This week’s stories include ...
(1) Non-Solicitation Violation Leads to $6.9M in Damages
Our top story: Former employees turned competitors in Pennsylvania are hit with $4.5 million in punitive damages. An insurance brokerage firm sued a group of employees, claiming that they violated their non-solicitation agreements by luring away employees and clients to launch a new office for a competitor. A lower court awarded the firm nearly $2.4 million in compensatory damages and $4.5 million in punitive damages because of the defendants’ outrageous conduct. On appeal, the appellate court agreed and upheld all damages.
“Punitive damages were awarded in this case for what I think were several reasons. Initially, the court did sustain tort claims against these defendants, which supports an award of punitive damages. Secondly, the defendants’ conduct in this case was particularly egregious. They willfully took information from their former employer; that was the plan that they had all along. And, in fact, their first year of business was derived solely from the clients of their former employer. . . . And lastly, I think the court was annoyed with these particular defendants for having ignored his discovery rulings and orders in the case, and, in fact, having violated a preliminary injunction order that the court put in place. That’s certainly a recipe for punitive damages.” For more on this story, click here: http://bit.ly/2cWCcLw
(2) No Personal Misconduct Required for SOX 304 Clawback
Executive pay is subject to clawback regardless of fault, the U.S. Court of Appeals for the Ninth Circuit says. The Securities and Exchange Commission recently sued a former CEO and CFO, seeking to take back compensation under Section 304 of the Sarbanes-Oxley Act (SOX), after their former company restated its financial results due to accounting improprieties. The executives argued that they personally did not engage in misconduct, so their pay should not be subject to the clawback. The Ninth Circuit disagreed, finding that Section 304 applies whenever companies restate results due to misconduct. While we’ve seen similar rulings from lower courts, this is the first time a federal circuit court has taken this view.
(3) EEOC Supports NLRB’s Joint-Employer Standard
The Equal Employment Opportunity Commission (EEOC) voices its support for the National Labor Relations Board’s (NLRB’s) new joint-employer standard. In an amicus brief filed with the D.C. Circuit, the EEOC backed the NLRB’s new joint-employer test, which eliminates the requirement that a joint employer exercise “direct and immediate” control over employees. In its brief, the EEOC argues that its own joint-employer standard is consistent with the NLRB’s test and that the flexible nature of the test is necessary in our current economic climate. Click here for more on the NLRB’s joint-employer standard: http://bit.ly/2dmRA1U
(4) Business Organization Sues OSHA
The Occupational Safety and Health Administration’s (OSHA’s) new “walk around” rule is facing a legal challenge. The National Federation of Independent Business (NFIB) filed a suit against OSHA over its new rule for walk-around rights during inspections. The agency recently released guidance stating that non-union employees could designate a union representative to accompany OSHA officers during a workplace inspection. In the past, this walk-around representative was generally limited to being an employee of the workplace. The NFIB alleges that OSHA made this change to allow unions easier access to non-represented employees but failed to comply with the procedural requirements for amending federal regulations.
(5) Tip of the Week
Denise Davin, Attorney and Senior HR Executive, is here with some advice on best practices in risk management.

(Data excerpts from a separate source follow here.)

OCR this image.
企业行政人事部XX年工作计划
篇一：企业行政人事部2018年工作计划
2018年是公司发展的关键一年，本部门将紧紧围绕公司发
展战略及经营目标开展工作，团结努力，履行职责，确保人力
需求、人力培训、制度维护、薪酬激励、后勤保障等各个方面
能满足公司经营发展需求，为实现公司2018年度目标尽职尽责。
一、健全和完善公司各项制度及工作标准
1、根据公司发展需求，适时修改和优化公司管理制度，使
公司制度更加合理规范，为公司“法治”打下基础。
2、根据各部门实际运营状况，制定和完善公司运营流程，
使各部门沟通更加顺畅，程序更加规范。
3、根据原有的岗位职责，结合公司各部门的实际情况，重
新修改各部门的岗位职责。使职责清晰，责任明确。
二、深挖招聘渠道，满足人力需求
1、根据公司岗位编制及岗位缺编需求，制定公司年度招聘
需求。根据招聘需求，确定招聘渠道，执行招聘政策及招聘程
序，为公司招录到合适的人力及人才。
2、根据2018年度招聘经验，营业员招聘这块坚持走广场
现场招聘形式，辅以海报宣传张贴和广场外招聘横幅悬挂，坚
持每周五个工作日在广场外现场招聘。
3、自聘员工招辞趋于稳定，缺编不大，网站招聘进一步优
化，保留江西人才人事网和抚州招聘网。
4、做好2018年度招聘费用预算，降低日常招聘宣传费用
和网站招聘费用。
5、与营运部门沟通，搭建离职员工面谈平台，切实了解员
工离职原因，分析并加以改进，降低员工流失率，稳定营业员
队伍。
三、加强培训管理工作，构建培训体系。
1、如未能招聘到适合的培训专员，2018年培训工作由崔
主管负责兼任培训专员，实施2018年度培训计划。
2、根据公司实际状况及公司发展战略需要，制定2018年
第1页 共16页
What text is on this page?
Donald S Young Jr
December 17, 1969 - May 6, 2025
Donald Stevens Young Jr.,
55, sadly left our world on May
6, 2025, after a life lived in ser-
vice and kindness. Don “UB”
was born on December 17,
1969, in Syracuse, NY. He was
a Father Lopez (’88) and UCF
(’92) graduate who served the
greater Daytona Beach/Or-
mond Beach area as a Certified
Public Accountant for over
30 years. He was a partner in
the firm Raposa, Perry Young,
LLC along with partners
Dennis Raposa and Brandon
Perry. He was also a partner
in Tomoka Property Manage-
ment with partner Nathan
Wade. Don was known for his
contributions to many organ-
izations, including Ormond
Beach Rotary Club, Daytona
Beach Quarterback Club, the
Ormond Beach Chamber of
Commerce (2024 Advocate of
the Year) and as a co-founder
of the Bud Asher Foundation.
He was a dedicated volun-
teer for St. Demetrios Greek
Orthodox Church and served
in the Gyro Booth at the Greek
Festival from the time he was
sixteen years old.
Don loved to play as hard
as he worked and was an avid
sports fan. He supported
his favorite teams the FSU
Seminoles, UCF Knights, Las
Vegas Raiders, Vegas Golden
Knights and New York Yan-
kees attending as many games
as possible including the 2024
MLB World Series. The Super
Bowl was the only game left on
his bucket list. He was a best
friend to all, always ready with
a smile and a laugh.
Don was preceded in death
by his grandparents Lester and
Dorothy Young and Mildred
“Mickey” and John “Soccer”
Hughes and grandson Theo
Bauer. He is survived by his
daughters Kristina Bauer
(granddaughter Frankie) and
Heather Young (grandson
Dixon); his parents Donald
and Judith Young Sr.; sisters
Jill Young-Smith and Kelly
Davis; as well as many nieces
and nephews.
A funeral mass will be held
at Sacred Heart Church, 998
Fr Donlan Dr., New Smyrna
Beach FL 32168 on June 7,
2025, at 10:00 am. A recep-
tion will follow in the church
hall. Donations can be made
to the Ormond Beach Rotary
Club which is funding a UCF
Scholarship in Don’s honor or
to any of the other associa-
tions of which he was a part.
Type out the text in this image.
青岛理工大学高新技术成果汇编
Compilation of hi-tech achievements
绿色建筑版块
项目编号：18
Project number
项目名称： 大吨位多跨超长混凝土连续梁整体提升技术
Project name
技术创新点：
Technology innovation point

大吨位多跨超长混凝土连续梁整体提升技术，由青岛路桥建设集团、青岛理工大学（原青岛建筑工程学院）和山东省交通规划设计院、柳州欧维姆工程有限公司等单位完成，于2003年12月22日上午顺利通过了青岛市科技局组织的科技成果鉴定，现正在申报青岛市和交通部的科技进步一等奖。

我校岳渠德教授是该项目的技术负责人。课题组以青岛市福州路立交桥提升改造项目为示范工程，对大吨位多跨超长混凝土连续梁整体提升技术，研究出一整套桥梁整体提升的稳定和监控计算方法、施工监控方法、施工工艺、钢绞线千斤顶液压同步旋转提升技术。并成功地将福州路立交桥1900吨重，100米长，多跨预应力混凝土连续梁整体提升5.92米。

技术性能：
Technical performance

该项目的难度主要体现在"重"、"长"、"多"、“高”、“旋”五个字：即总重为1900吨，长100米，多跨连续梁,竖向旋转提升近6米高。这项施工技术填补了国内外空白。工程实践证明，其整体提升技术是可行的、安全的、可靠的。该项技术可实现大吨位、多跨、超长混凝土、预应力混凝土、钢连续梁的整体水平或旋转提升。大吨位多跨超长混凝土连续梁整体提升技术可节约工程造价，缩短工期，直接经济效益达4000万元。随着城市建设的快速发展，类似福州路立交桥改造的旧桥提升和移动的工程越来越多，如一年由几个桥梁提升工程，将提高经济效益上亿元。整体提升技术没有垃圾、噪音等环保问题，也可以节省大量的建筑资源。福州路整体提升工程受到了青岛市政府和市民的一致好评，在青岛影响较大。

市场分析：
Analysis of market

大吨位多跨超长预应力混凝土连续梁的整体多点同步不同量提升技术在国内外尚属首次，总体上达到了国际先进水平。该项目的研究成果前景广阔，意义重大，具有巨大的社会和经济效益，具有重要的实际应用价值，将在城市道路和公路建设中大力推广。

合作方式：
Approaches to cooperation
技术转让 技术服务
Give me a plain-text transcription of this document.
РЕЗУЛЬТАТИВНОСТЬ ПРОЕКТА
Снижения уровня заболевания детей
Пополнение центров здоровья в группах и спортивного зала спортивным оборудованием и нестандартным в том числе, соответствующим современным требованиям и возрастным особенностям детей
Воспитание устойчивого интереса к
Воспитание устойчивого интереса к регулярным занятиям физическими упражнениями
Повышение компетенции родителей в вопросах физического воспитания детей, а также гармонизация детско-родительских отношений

“Risk management helps to ensure the ongoing health of our organizations as well as the success of new business ventures. It is key that we include the ‘people’ aspect in our analyses of risk management and not just focus alone on corporate legal matters, financial health, and reputation. . . . Examine the talent management programs and processes of your organization. Undertake an analysis of whether you have talent in your key roles with the right skills and capabilities, a productive succession-planning process, and an analysis of whether there are any recruitment, retention, or engagement initiatives that might impact your success.”